Tak czy inaczej - wydaje mi się, że "woda musi spłynąć w najniższe miejsce". Dyskusja o tym "jak zmienić system" jest ważna, ale nie powoduje zmiany tego systemu, jako takiej. Cóż, że jakiś interdyscyplinarny zespół wypracuje model, w którym opłacać się będzie przedsiębiorcy publikowanie w Sieci. To przedsiębiorcy muszą sami wypracować sobie taki model biznesowy, który pozwoli im zarabiać. Wydaje mi się jednak, że system prawa jest traktowany teraz nazbyt instrumentalnie. Oto wczoraj przeczytałem, że RIAA (Recording Industry Association of America) ogłosiła, iż "wygrała wojnę z serwisami P2P". Zwycięstwo odtrąbiono pokazując dokładnie o co chodzi: "dzięki zdecydowanym działaniom RIAA - czyli przede wszystkim masowemu pozywaniu internautów wymieniających się plikami muzycznymi za pośrednictwem sieci peer-to-peer - wojna z piractwem w P2P została zakończona zwycięstwem przemysłu muzycznego". Ja to odczytuje w taki sposób, jak to literalnie przedstawiono: przemysł muzyczny walczy z użytkownikami Sieci. To jest walka o utrzymanie status quo. W takiej walce wszelkie chwyty są dozwolone, w szczególności wpływanie na proces legislacyjny, by maksymalnie wykorzystać go do ochrony swoich interesów. Wykorzystać imperium państwa. W tym układzie to już nie jest "niewidzialna ręka rynku", ale właśnie zaprzęgnięcie aparatu ścigania, wymiaru sprawiedliwości do ochrony swoich interesów. Jednak - jak mi się wydaje - prawo winno uwzględniać interesy wszystkich grup, a także istniejące relacje społeczne.

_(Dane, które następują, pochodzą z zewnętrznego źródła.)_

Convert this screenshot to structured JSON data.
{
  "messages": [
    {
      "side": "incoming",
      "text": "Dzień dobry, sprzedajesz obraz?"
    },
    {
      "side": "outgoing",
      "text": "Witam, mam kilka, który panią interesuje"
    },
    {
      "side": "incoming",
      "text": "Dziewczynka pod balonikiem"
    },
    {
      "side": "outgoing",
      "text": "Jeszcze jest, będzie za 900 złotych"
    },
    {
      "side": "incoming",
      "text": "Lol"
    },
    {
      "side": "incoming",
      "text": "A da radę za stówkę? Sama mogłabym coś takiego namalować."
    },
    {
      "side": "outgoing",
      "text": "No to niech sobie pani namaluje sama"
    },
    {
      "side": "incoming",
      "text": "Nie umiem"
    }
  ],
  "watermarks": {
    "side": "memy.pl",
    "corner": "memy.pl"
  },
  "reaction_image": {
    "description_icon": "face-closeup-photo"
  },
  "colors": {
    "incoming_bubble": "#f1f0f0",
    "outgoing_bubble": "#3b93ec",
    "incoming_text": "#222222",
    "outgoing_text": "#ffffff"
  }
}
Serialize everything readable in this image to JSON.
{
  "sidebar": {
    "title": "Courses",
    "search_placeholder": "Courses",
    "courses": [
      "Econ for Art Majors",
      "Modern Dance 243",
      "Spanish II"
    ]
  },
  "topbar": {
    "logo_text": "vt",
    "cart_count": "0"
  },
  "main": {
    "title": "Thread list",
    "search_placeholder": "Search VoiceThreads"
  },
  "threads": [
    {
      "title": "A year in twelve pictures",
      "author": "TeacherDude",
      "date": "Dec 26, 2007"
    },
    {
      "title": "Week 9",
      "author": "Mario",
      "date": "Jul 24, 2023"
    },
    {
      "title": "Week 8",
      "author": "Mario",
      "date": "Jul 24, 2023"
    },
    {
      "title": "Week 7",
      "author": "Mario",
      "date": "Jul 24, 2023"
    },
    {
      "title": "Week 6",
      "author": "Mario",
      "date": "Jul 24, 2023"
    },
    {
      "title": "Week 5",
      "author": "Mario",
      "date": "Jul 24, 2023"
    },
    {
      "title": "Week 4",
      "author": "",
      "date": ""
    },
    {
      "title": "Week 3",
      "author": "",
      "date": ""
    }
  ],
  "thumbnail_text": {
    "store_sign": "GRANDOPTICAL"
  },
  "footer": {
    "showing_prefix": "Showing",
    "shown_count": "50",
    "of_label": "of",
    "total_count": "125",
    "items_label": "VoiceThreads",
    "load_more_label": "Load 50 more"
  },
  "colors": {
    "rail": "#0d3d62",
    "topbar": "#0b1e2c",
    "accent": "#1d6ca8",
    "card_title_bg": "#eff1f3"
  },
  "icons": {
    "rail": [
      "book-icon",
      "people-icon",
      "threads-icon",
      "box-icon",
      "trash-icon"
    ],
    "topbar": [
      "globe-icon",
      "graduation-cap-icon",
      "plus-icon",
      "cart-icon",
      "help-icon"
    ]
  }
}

Piszesz, że "pewne treści powinny być odstępne za darmo dla dobra nas wszystkich". Pełna zgoda. Treść prawa, rejestry publiczne, wszystko co związane z szeroko pojętą informacją publiczną, winno być publikowane przez agendy państwa. Oczywiście i to publikowanie kosztuje, praca administracyjna, wprowadzanie danych, stworzenie i konserwacja infrastruktury... Zatem prawdopodobnie finansowane byłoby w głównej mierze z budżetu. Biblioteka internetowa? Z budżetu. Jakie jeszcze treści winny być dostępne za darmo dla dobra nas wszystkich? Czy da się "zadekretować", które to treści miałyby być? Czy można zobligować kogoś do publikowania w Sieci jakichś treści? Zawsze trzeba sobie zadać wówczas pytanie skąd finansować taką działalność. Dlatego właśnie przy propozycjach legislacyjnych przygotowuje się ocenę czy dana regulacja będzie miała wpływ na wydatki publiczne...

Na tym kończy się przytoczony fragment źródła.